Là où je travaille, dans mon école, il y a quelque chose que nous appelons « heure du cercle » le matin. C'est quand tu t'assois par terre, tu accueilles les enfants, tu leur poses des questions du genre: « Qu'est-ce que tu vas faire ce week-end? "Comment allez-vous célébrer Fête des mères?", "Qu'est-ce que tu vas faire pour l'été ?" C'est comme ça. Tout le monde connaît et comprend sa culture. Par exemple, les enfants mexicains diront: « Oh oui, je vais être ce week-end avec ma Abuela et elle va me cuisiner des quesadillas », puis les autres enfants diraient: « Mes grands-parents sont pas du Mexique, ils ne savent pas cuisiner, mais nous aimons la cuisine mexicaine. C'est comme si les enfants sont très innocents, mais ils comprennent, et ils feront des commentaires sur ce qui se passe sur le frontière.
Nous ne pouvons plus cacher la situation. Vous pouvez dire quels enfants sont aux prises avec la peur. Certains parents diront à leurs enfants: « Vous ne pouvez pas dire où vous habitez. Vous ne pouvez pas leur dire que nous vivons à Juarez. Ils sont intelligents et ils comprennent. Je pense que maintenant les parents apprennent aux enfants comment se protéger, quoi dire, quoi ne pas dire. Certains parents vivent à Juarez, et ils viennent tous les jours et amènent leurs enfants, qui sont citoyens américains. Mais évidemment, on ne peut pas dire s'ils habitent ici ou s'ils n'y habitent pas, car le système ne nous donne pas tout. Tant qu'ils apportent les papiers nécessaires à l'inscription des enfants, nous ne posons pas de questions. C'est tout ce dont nous avons besoin.

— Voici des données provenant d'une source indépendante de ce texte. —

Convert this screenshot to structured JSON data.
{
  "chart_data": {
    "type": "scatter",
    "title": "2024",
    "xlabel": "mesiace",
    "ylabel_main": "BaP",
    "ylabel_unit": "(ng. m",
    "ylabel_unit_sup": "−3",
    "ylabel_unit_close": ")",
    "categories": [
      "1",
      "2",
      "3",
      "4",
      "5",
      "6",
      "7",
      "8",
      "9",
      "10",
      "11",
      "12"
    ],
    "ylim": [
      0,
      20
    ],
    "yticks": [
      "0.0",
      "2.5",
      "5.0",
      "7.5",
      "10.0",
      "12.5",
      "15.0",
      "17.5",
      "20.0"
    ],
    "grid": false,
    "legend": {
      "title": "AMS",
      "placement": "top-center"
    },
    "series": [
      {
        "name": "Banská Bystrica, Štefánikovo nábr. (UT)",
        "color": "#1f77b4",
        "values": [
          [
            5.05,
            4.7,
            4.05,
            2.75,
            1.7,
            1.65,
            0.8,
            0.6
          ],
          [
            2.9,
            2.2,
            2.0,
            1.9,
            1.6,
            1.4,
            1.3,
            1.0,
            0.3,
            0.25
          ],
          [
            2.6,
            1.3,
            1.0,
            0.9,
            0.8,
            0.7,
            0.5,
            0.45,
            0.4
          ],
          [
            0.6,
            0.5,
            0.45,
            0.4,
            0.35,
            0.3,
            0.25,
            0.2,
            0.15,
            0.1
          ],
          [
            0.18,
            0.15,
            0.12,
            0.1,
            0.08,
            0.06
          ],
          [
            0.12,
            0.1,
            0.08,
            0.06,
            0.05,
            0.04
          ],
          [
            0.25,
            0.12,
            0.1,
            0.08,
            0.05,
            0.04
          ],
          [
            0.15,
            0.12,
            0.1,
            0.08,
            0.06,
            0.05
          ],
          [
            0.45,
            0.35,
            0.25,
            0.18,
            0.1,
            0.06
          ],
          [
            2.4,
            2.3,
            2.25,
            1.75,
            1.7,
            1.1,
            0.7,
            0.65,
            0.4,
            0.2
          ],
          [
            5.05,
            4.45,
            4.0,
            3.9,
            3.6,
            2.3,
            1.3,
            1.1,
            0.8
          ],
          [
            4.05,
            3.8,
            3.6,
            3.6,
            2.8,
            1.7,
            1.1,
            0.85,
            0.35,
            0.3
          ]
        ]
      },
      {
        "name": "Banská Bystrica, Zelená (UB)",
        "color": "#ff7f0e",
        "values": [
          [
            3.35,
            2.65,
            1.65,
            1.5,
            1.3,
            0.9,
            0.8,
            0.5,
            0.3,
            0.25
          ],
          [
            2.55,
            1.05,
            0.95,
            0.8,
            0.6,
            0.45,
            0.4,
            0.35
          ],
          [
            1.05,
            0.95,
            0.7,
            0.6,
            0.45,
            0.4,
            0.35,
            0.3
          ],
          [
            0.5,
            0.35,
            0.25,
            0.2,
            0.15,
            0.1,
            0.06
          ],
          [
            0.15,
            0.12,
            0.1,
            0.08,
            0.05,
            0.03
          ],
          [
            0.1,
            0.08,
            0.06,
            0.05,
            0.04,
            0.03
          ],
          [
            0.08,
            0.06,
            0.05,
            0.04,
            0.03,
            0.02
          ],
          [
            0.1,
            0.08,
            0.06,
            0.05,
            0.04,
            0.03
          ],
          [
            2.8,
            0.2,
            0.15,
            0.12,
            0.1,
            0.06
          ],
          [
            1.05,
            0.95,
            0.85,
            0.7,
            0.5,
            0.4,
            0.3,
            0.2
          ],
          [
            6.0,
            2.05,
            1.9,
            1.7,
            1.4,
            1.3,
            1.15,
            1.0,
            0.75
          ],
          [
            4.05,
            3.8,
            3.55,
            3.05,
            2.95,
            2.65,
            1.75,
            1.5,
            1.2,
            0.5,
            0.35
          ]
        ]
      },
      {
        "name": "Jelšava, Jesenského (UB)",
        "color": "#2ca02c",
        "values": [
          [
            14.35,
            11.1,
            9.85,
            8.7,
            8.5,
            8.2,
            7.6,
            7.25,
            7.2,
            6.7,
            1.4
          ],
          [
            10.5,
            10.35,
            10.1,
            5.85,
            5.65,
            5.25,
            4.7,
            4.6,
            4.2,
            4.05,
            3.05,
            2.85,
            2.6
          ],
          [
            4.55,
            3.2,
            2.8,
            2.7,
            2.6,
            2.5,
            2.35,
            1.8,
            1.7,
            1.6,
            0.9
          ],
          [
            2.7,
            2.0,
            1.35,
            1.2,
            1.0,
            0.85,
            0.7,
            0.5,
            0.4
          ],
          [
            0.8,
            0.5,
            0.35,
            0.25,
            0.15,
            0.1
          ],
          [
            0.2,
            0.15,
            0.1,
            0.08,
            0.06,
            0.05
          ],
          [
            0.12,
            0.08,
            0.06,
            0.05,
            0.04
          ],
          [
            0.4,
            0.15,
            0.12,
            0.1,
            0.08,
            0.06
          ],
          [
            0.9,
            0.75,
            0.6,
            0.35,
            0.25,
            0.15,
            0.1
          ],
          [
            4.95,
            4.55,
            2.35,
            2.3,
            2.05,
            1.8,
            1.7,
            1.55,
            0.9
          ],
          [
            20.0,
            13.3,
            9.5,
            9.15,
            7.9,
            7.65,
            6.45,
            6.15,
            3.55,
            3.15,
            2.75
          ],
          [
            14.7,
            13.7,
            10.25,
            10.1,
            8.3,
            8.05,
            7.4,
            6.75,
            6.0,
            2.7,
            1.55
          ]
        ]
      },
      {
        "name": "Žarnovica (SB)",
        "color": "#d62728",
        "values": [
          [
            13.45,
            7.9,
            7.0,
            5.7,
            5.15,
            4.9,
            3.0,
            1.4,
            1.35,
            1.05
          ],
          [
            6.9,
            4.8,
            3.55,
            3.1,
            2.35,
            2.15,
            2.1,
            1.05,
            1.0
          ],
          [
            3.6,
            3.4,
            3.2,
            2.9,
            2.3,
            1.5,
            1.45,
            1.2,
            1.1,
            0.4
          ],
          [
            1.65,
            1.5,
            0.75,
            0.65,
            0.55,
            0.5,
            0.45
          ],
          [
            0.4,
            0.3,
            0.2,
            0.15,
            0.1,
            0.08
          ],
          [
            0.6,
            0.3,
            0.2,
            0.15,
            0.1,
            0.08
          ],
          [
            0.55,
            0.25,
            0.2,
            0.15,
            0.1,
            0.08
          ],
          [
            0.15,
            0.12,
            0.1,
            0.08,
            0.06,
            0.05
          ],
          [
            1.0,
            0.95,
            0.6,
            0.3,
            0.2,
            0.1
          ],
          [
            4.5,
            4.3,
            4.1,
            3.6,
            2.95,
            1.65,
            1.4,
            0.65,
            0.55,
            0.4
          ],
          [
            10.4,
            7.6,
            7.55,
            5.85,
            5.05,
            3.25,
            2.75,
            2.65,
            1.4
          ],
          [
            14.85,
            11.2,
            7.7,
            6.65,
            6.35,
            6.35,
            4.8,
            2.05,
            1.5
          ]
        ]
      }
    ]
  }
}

Pourtant, certains enfants disent: « J'habite à Juarez. Vous ne pouvez pas leur refuser l'éducation. C'est compliqué ici à El Paso.
Les enfants sont intelligents - plus conscients qu'avant. Nous avons retiré mon fils de l'école privée parce qu'il était dans une salle de classe avec seulement cinq ou six enfants américains. L'une des filles n'arrêtait pas de lui demander – c'était à l'époque où le président Trump se présentait aux élections – quand il allait retourner au Mexique. Mes enfants n'ont même pas la peau brune. Ils sont très blancs et ne parlent pas espagnol. Cette fille blanche, elle poussait et poussait et poussait. Elle demandait encore et encore à mon fils: « Quand vas-tu au Mexique? Es-tu triste? As tu peur?"
Je ne blâme pas l'enfant. Elle avait 4 ans. Sa mère savait que j'étais du Mexique, elle racontait des trucs à sa fille. Nous avons déménagé nos enfants, car le directeur ne voulait pas de scandale et a dit de laisser tomber. Il n'y a eu aucune conséquence. Était-ce parce que je suis hispanique? Est-ce parce que c'est une école privée? Cela vous fait réfléchir. Et c'est vraiment difficile, vous savez, parce que ça fait mal et vous fait sentir que vous n'avez pas votre place dans le pays. Nous aimons les États-Unis.
Et il y a un moment où vous devez dire aux enfants de se défendre. Vous pouvez vous éloigner. Continue de t'éloigner, continue de t'éloigner. Mais, les gens vont vous pousser et vous pousser et ils vont vous voir comme différent. Soit vous dites à vos enfants: utilisez vos mots et mettez cette fille au bon endroit. Ou vous gardez simplement la bouche fermée et essayez d'avoir de meilleures pensées. C'est dur en tant que parent.